[Haskell-cafe] Contributing to http-conduit

Michael Snoyman michael at snoyman.com
Wed Jan 25 08:08:00 CET 2012


On Wed, Jan 25, 2012 at 9:01 AM, Myles C. Maxfield
<myles.maxfield at gmail.com> wrote:
> Sorry, I think I'm still a little confused about this.
>
> From the point of view of a library user, if I use the 'http' function, but
> want to know what final URL I ended up at, I would have to set redirects to
> 0, call http, call checkRedirect, and recurse until checkRedirect returns
> Nothing (or a count runs out). I would be handling the recursion of
> redirects myself.
>
> On one hand, this solution is lightweight and easy to implement in the
> library. On the other hand, the caller has to run each individual request
> themselves, keeping track of the number of requests (so there isn't an
> infinite loop). The loop is already implemented in the http function - I
> think it's reasonable to modify the existing loop rather than expect the
> caller to re-implement that logic.
>
> However, it's probably just as reasonable to say "if you want to know what
> URL you end up at, you have to re-implement your own redirection-following
> logic."
>
> I do agree, however, that including an (possibly long, though explicitly
> bounded) [Ascii] along with every request is arbitrary, and probably not the
> best solution. Can you think of a solution which allows the caller to know
> the url chain (or possibly just the last URL - that's the important one)
> without having to re-implement the redirection-following logic themselves?
>
> It sounds like if you had to choose, you would rather force a caller to
> re-implement redirection-following rather than include a URL chain in every
> Response. Is this correct?

That's correct. I think knowing the final URL is a fairly arbitrary
requirement, in the same boat as wanting redirect handling without
supporting cookies. These to me fall well within the 20%: most people
won't need them, so the API should not be optimized for them.

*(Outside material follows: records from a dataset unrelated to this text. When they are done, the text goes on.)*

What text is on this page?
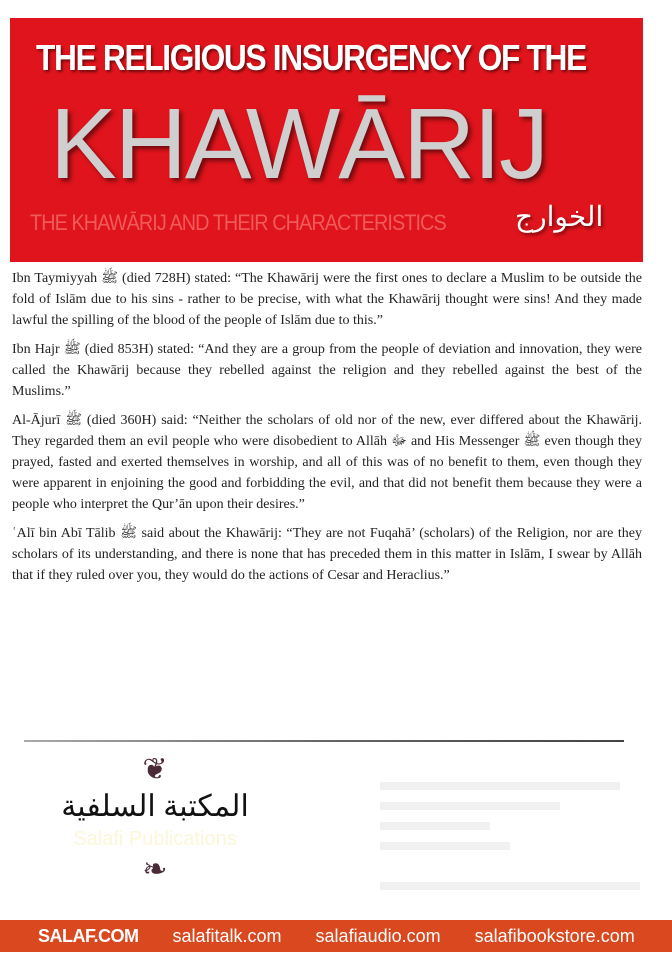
THE RELIGIOUS INSURGENCY OF THE
KHAWĀRIJ
THE KHAWĀRIJ AND THEIR CHARACTERISTICS الخوارج

Ibn Taymiyyah ﷺ (died 728H) stated: “The Khawārij were the first ones to declare a Muslim to be outside the fold of Islām due to his sins - rather to be precise, with what the Khawārij thought were sins! And they made lawful the spilling of the blood of the people of Islām due to this.”

Ibn Hajr ﷺ (died 853H) stated: “And they are a group from the people of deviation and innovation, they were called the Khawārij because they rebelled against the religion and they rebelled against the best of the Muslims.”

Al-Ājurī ﷺ (died 360H) said: “Neither the scholars of old nor of the new, ever differed about the Khawārij. They regarded them an evil people who were disobedient to Allāh ﷻ and His Messenger ﷺ even though they prayed, fasted and exerted themselves in worship, and all of this was of no benefit to them, even though they were apparent in enjoining the good and forbidding the evil, and that did not benefit them because they were a people who interpret the Qur’ān upon their desires.”

ʿAlī bin Abī Tālib ﷺ said about the Khawārij: “They are not Fuqahā’ (scholars) of the Religion, nor are they scholars of its understanding, and there is none that has preceded them in this matter in Islām, I swear by Allāh that if they ruled over you, they would do the actions of Cesar and Heraclius.”

❦
المكتبة السلفية
Salafi Publications
❧
SALAF.COM salafitalk.com salafiaudio.com salafibookstore.com
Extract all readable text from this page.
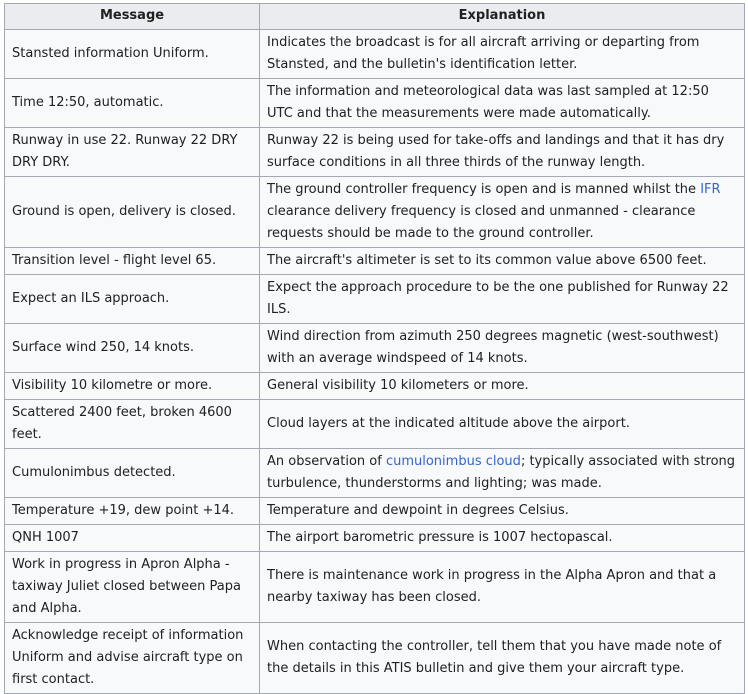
Message	Explanation
Stansted information Uniform.	Indicates the broadcast is for all aircraft arriving or departing from Stansted, and the bulletin's identification letter.
Time 12:50, automatic.	The information and meteorological data was last sampled at 12:50 UTC and that the measurements were made automatically.
Runway in use 22. Runway 22 DRY DRY DRY.	Runway 22 is being used for take-offs and landings and that it has dry surface conditions in all three thirds of the runway length.
Ground is open, delivery is closed.	The ground controller frequency is open and is manned whilst the IFR clearance delivery frequency is closed and unmanned - clearance requests should be made to the ground controller.
Transition level - flight level 65.	The aircraft's altimeter is set to its common value above 6500 feet.
Expect an ILS approach.	Expect the approach procedure to be the one published for Runway 22 ILS.
Surface wind 250, 14 knots.	Wind direction from azimuth 250 degrees magnetic (west-southwest) with an average windspeed of 14 knots.
Visibility 10 kilometre or more.	General visibility 10 kilometers or more.
Scattered 2400 feet, broken 4600 feet.	Cloud layers at the indicated altitude above the airport.
Cumulonimbus detected.	An observation of cumulonimbus cloud; typically associated with strong turbulence, thunderstorms and lighting; was made.
Temperature +19, dew point +14.	Temperature and dewpoint in degrees Celsius.
QNH 1007	The airport barometric pressure is 1007 hectopascal.
Work in progress in Apron Alpha - taxiway Juliet closed between Papa and Alpha.	There is maintenance work in progress in the Alpha Apron and that a nearby taxiway has been closed.
Acknowledge receipt of information Uniform and advise aircraft type on first contact.	When contacting the controller, tell them that you have made note of the details in this ATIS bulletin and give them your aircraft type.
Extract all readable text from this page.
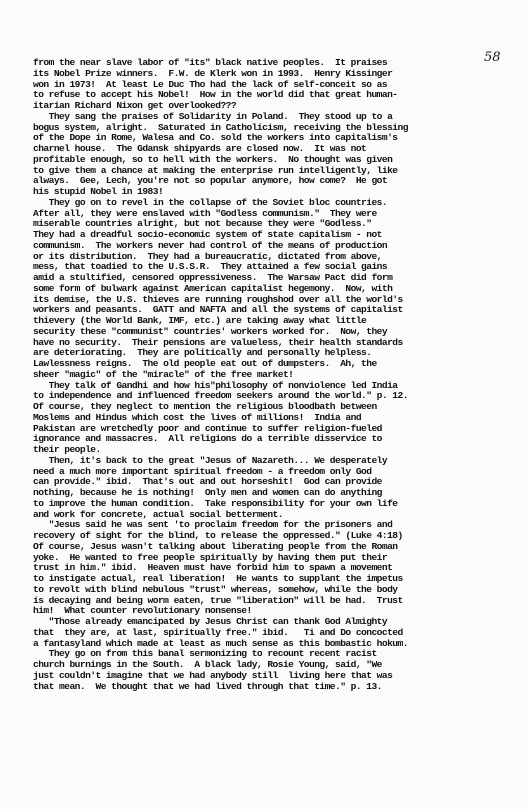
58
from the near slave labor of "its" black native peoples.  It praises
its Nobel Prize winners.  F.W. de Klerk won in 1993.  Henry Kissinger
won in 1973!  At least Le Duc Tho had the lack of self-conceit so as
to refuse to accept his Nobel!  How in the world did that great human-
itarian Richard Nixon get overlooked???
They sang the praises of Solidarity in Poland.  They stood up to a
bogus system, alright.  Saturated in Catholicism, receiving the blessing
of the Dope in Rome, Walesa and Co. sold the workers into capitalism's
charnel house.  The Gdansk shipyards are closed now.  It was not
profitable enough, so to hell with the workers.  No thought was given
to give them a chance at making the enterprise run intelligently, like
always.  Gee, Lech, you're not so popular anymore, how come?  He got
his stupid Nobel in 1983!
They go on to revel in the collapse of the Soviet bloc countries.
After all, they were enslaved with "Godless communism."  They were
miserable countries alright, but not because they were "Godless."
They had a dreadful socio-economic system of state capitalism - not
communism.  The workers never had control of the means of production
or its distribution.  They had a bureaucratic, dictated from above,
mess, that toadied to the U.S.S.R.  They attained a few social gains
amid a stultified, censored oppressiveness.  The Warsaw Pact did form
some form of bulwark against American capitalist hegemony.  Now, with
its demise, the U.S. thieves are running roughshod over all the world's
workers and peasants.  GATT and NAFTA and all the systems of capitalist
thievery (the World Bank, IMF, etc.) are taking away what little
security these "communist" countries' workers worked for.  Now, they
have no security.  Their pensions are valueless, their health standards
are deteriorating.  They are politically and personally helpless.
Lawlessness reigns.  The old people eat out of dumpsters.  Ah, the
sheer "magic" of the "miracle" of the free market!
They talk of Gandhi and how his"philosophy of nonviolence led India
to independence and influenced freedom seekers around the world." p. 12.
Of course, they neglect to mention the religious bloodbath between
Moslems and Hindus which cost the lives of millions!  India and
Pakistan are wretchedly poor and continue to suffer religion-fueled
ignorance and massacres.  All religions do a terrible disservice to
their people.
Then, it's back to the great "Jesus of Nazareth... We desperately
need a much more important spiritual freedom - a freedom only God
can provide." ibid.  That's out and out horseshit!  God can provide
nothing, because he is nothing!  Only men and women can do anything
to improve the human condition.  Take responsibility for your own life
and work for concrete, actual social betterment.
"Jesus said he was sent 'to proclaim freedom for the prisoners and
recovery of sight for the blind, to release the oppressed." (Luke 4:18)
Of course, Jesus wasn't talking about liberating people from the Roman
yoke.  He wanted to free people spiritually by having them put their
trust in him." ibid.  Heaven must have forbid him to spawn a movement
to instigate actual, real liberation!  He wants to supplant the impetus
to revolt with blind nebulous "trust" whereas, somehow, while the body
is decaying and being worm eaten, true "liberation" will be had.  Trust
him!  What counter revolutionary nonsense!
"Those already emancipated by Jesus Christ can thank God Almighty
that  they are, at last, spiritually free." ibid.   Ti and Do concocted
a fantasyland which made at least as much sense as this bombastic hokum.
They go on from this banal sermonizing to recount recent racist
church burnings in the South.  A black lady, Rosie Young, said, "We
just couldn't imagine that we had anybody still  living here that was
that mean.  We thought that we had lived through that time." p. 13.
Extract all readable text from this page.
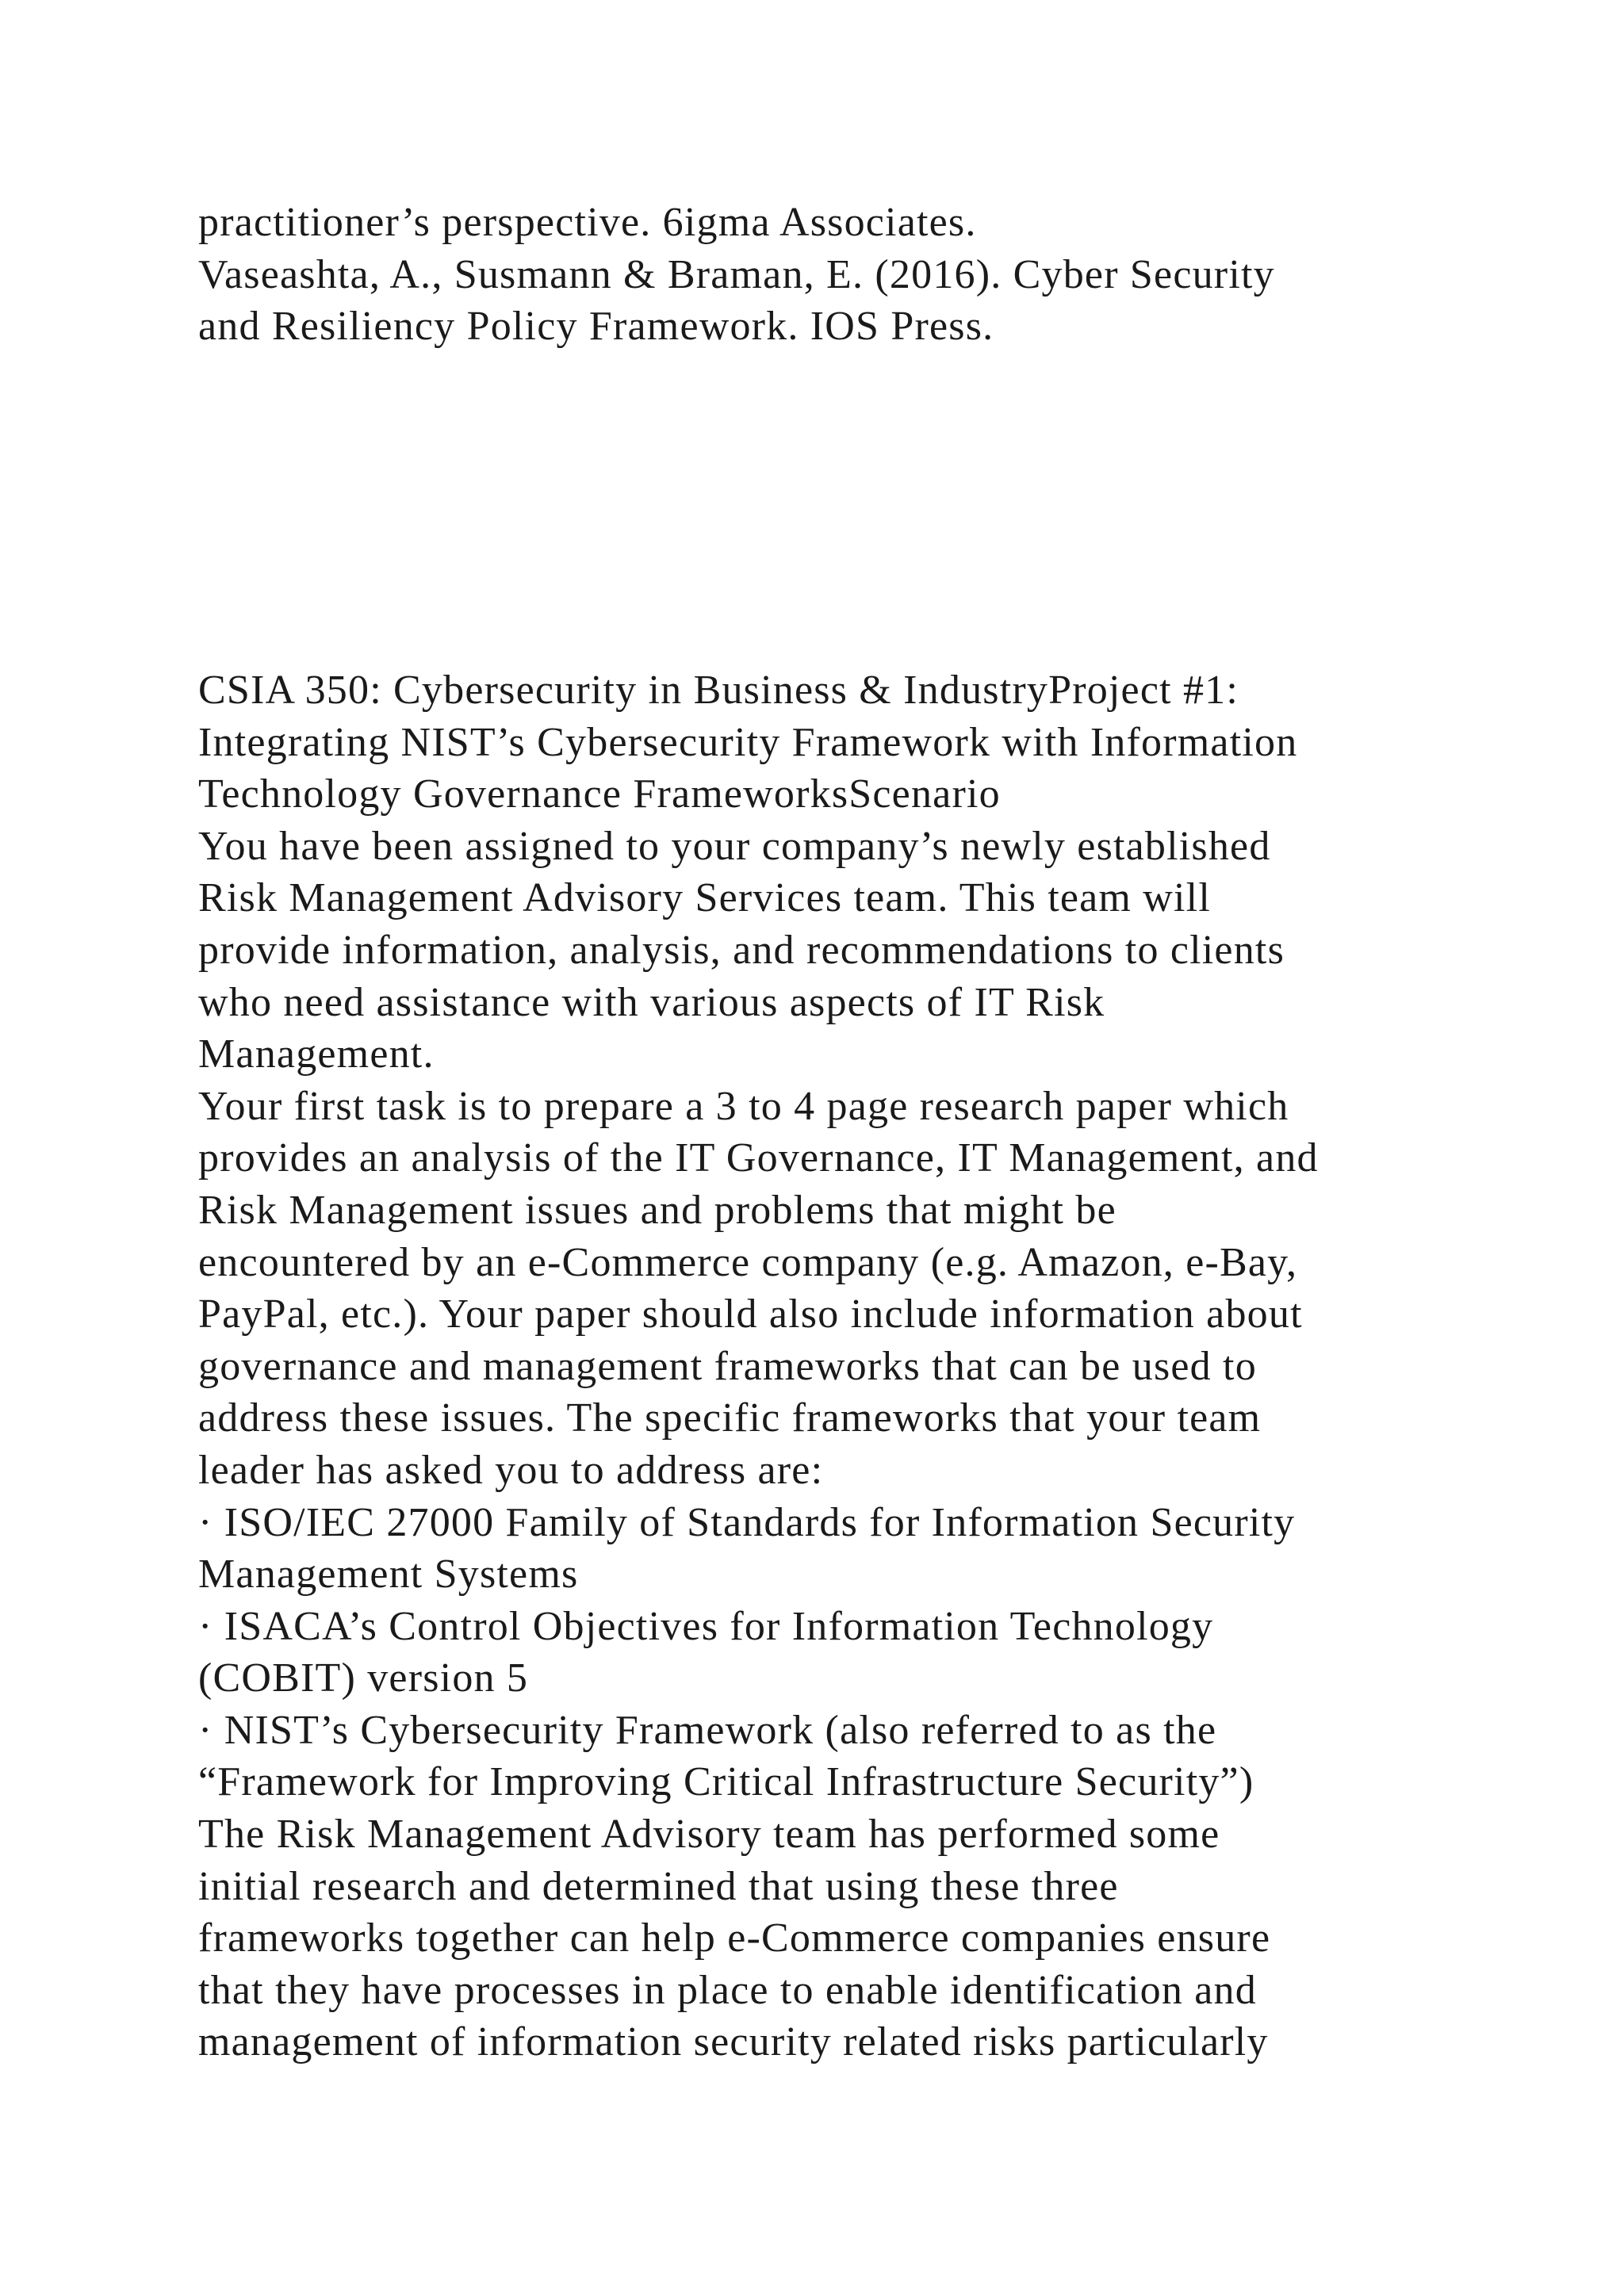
practitioner’s perspective. 6igma Associates.
Vaseashta, A., Susmann & Braman, E. (2016). Cyber Security
and Resiliency Policy Framework. IOS Press.
CSIA 350: Cybersecurity in Business & IndustryProject #1:
Integrating NIST’s Cybersecurity Framework with Information
Technology Governance FrameworksScenario
You have been assigned to your company’s newly established
Risk Management Advisory Services team. This team will
provide information, analysis, and recommendations to clients
who need assistance with various aspects of IT Risk
Management.
Your first task is to prepare a 3 to 4 page research paper which
provides an analysis of the IT Governance, IT Management, and
Risk Management issues and problems that might be
encountered by an e-Commerce company (e.g. Amazon, e-Bay,
PayPal, etc.). Your paper should also include information about
governance and management frameworks that can be used to
address these issues. The specific frameworks that your team
leader has asked you to address are:
· ISO/IEC 27000 Family of Standards for Information Security
Management Systems
· ISACA’s Control Objectives for Information Technology
(COBIT) version 5
· NIST’s Cybersecurity Framework (also referred to as the
“Framework for Improving Critical Infrastructure Security”)
The Risk Management Advisory team has performed some
initial research and determined that using these three
frameworks together can help e-Commerce companies ensure
that they have processes in place to enable identification and
management of information security related risks particularly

There's also the fact that [Ascii] isn't nearly enough information to
properly follow the chain. Next someone's going to want to know if a
request was GET or POST, or whether it was a permanent or temporary
redirect, or the exact text of the location header, or a million other
things involved. If someone wants this stuff, they should reimplement
the redirect logic.

But I don't really see this as being such a burden. If we had the
checkRedirect function, it would look something like:

myHttp req = do
    let req' = req { redirectCount = 0 }
    res <- http req'
    case checkRedirect res of
        Just req2 -> myHttp req2
        Nothing -> return res

I don't think that's a terrible burden.